Exhibit 3.1
Amendment No. 4
To
Second Amended and Restated Bylaws
of Ashford Hospitality Trust, Inc.
as amended by Amendment No. 1 on October 26, 2014, by Amendment No. 2 on October 19, 2015
and by Amendment No. 3 on August 2, 2016
Section 6. Quorum. At any meeting of stockholders, the presence in person or by proxy of stockholders entitled to cast a majority (but solely for the 2022 annual meeting of stockholders and any postponement or adjournment thereof, at least one third) of all the votes entitled to be cast at such meeting on any matter shall constitute a quorum; but this section shall not affect any requirement under any statute or the charter of the Corporation for the vote necessary for the approval of any matter. If such quorum is not established at any meeting of the stockholders, the chairman of the meeting may adjourn the meeting sine die or from time to time to a date not more than 120 days after the original record date without notice other than announcement at the meeting.

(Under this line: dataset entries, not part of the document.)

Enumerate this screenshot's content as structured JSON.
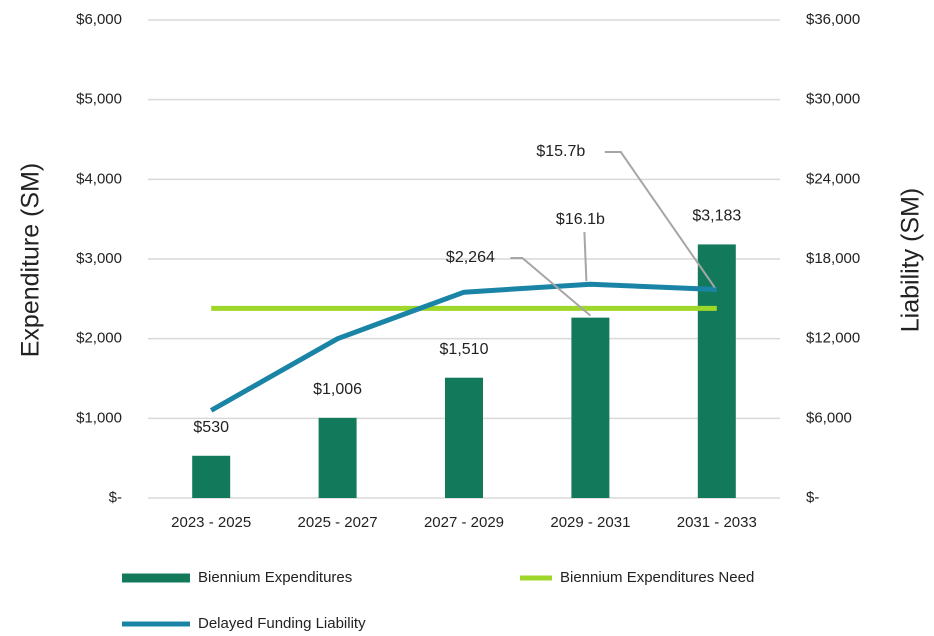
{
  "chart_data": {
    "type": "bar",
    "categories": [
      "2023 - 2025",
      "2025 - 2027",
      "2027 - 2029",
      "2029 - 2031",
      "2031 - 2033"
    ],
    "series": [
      {
        "name": "Biennium Expenditures",
        "type": "bar",
        "color": "#127a5b",
        "values": [
          530,
          1006,
          1510,
          2264,
          3183
        ],
        "value_labels": [
          "$530",
          "$1,006",
          "$1,510",
          "$2,264",
          "$3,183"
        ]
      },
      {
        "name": "Biennium Expenditures Need",
        "type": "line",
        "color": "#9fd62a",
        "values": [
          2380,
          2380,
          2380,
          2380,
          2380
        ]
      },
      {
        "name": "Delayed Funding Liability",
        "type": "line",
        "axis": "y2",
        "color": "#1a84a6",
        "values": [
          6600,
          12000,
          15500,
          16100,
          15700
        ],
        "value_labels": [
          null,
          null,
          null,
          "$16.1b",
          "$15.7b"
        ]
      }
    ],
    "ylabel": "Expenditure (SM)",
    "y2label": "Liability (SM)",
    "ylim": [
      0,
      6000
    ],
    "yticks": [
      {
        "value": 0,
        "label": "$-"
      },
      {
        "value": 1000,
        "label": "$1,000"
      },
      {
        "value": 2000,
        "label": "$2,000"
      },
      {
        "value": 3000,
        "label": "$3,000"
      },
      {
        "value": 4000,
        "label": "$4,000"
      },
      {
        "value": 5000,
        "label": "$5,000"
      },
      {
        "value": 6000,
        "label": "$6,000"
      }
    ],
    "y2lim": [
      0,
      36000
    ],
    "y2ticks": [
      {
        "value": 0,
        "label": "$-"
      },
      {
        "value": 6000,
        "label": "$6,000"
      },
      {
        "value": 12000,
        "label": "$12,000"
      },
      {
        "value": 18000,
        "label": "$18,000"
      },
      {
        "value": 24000,
        "label": "$24,000"
      },
      {
        "value": 30000,
        "label": "$30,000"
      },
      {
        "value": 36000,
        "label": "$36,000"
      }
    ],
    "grid": true,
    "legend": "bottom"
  }
}
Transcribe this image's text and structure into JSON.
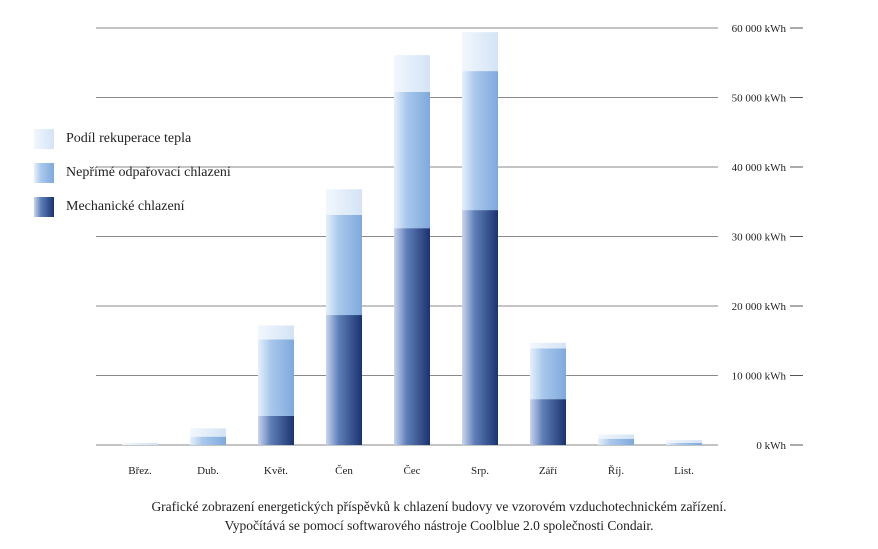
{
  "chart_data": {
    "type": "bar",
    "stacked": true,
    "categories": [
      "Břez.",
      "Dub.",
      "Květ.",
      "Čen",
      "Čec",
      "Srp.",
      "Září",
      "Říj.",
      "List."
    ],
    "series": [
      {
        "name": "Mechanické chlazení",
        "values": [
          0,
          0,
          4200,
          18700,
          31200,
          33800,
          6600,
          0,
          0
        ],
        "color": "#1f3c78"
      },
      {
        "name": "Nepřímé odpařovací chlazení",
        "values": [
          0,
          1200,
          11000,
          14400,
          19600,
          20000,
          7300,
          900,
          300
        ],
        "color": "#8fb6e3"
      },
      {
        "name": "Podíl rekuperace tepla",
        "values": [
          300,
          1200,
          2000,
          3700,
          5300,
          5600,
          800,
          600,
          400
        ],
        "color": "#dce9f7"
      }
    ],
    "y_ticks": [
      "0 kWh",
      "10 000 kWh",
      "20 000 kWh",
      "30 000 kWh",
      "40 000 kWh",
      "50 000 kWh",
      "60 000 kWh"
    ],
    "ylim": [
      0,
      60000
    ],
    "ytick_step": 10000,
    "grid": true,
    "y_axis_side": "right",
    "legend_position": "left",
    "caption": [
      "Grafické zobrazení energetických příspěvků k chlazení budovy ve vzorovém vzduchotechnickém zařízení.",
      "Vypočítává se pomocí softwarového nástroje Coolblue 2.0 společnosti Condair."
    ]
  }
}
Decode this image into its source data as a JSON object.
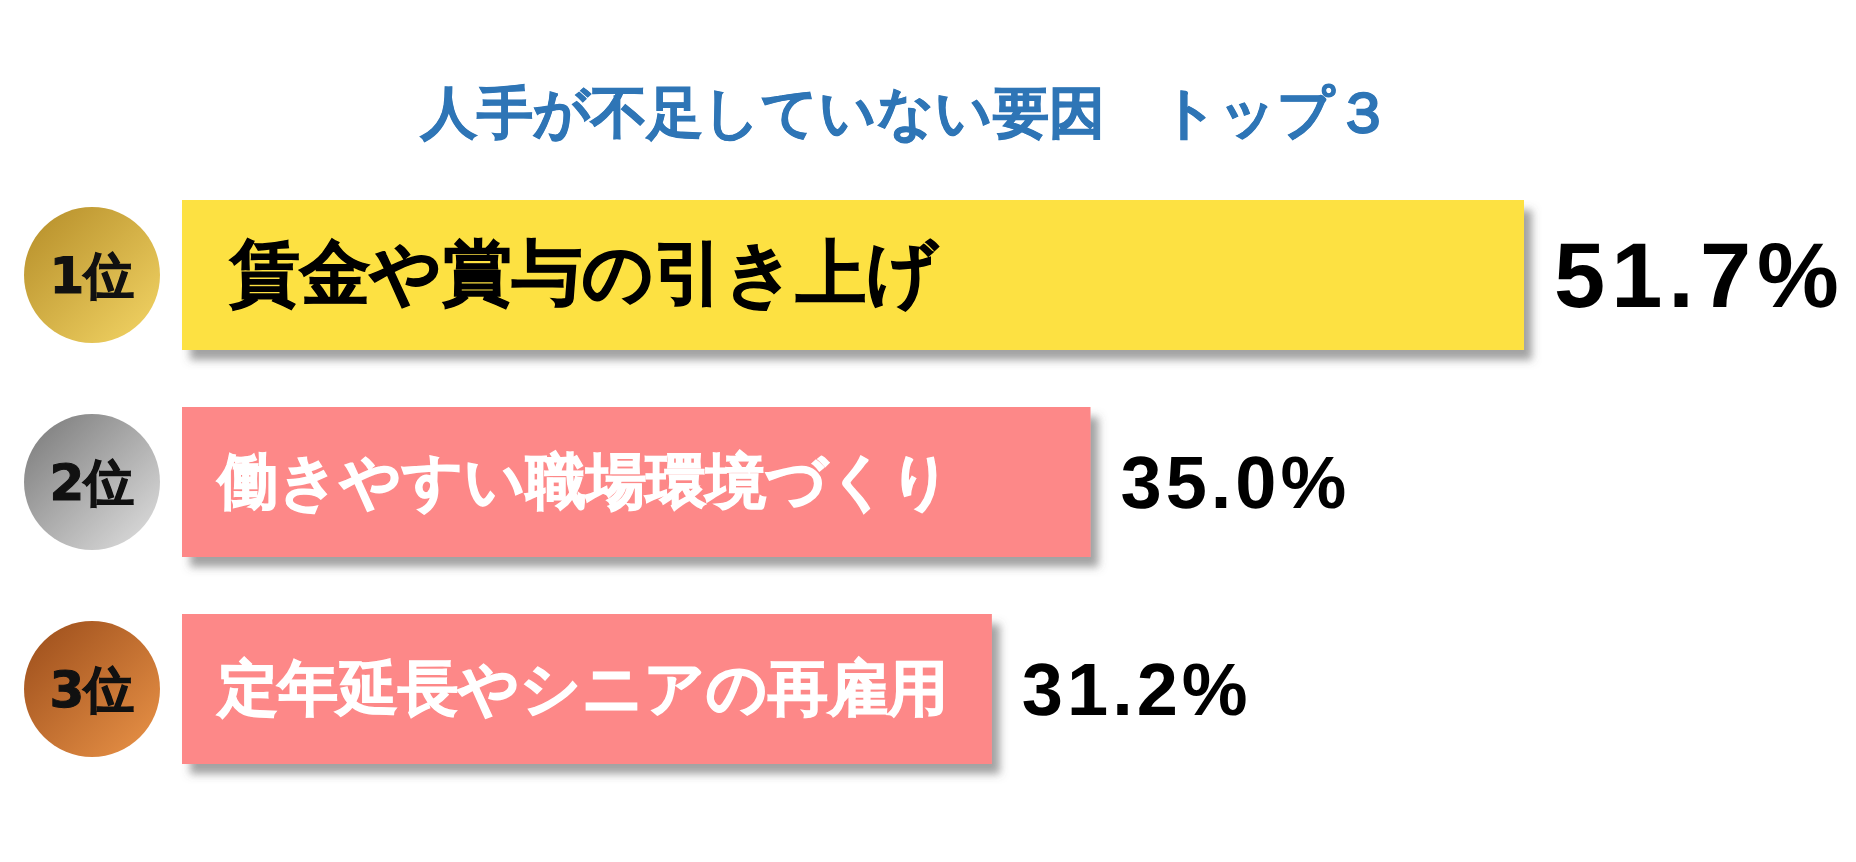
{
  "chart_data": {
    "type": "bar",
    "orientation": "horizontal",
    "title": "人手が不足していない要因　トップ３",
    "categories": [
      "賃金や賞与の引き上げ",
      "働きやすい職場環境づくり",
      "定年延長やシニアの再雇用"
    ],
    "values": [
      51.7,
      35.0,
      31.2
    ],
    "colors": [
      "#fde143",
      "#fd8888",
      "#fd8888"
    ],
    "value_labels": [
      "51.7%",
      "35.0%",
      "31.2%"
    ],
    "annotations": [
      "1位",
      "2位",
      "3位"
    ]
  }
}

At such adjourned meeting at which a quorum shall be present, any business may be transacted which might have been transacted at the meeting as originally notified.
The stockholders present either in person or by proxy, at a meeting which has been duly called and at which a quorum has been established, may continue to transact business until adjournment, notwithstanding the withdrawal from the meeting of enough stockholders to leave fewer than would be required to establish a quorum.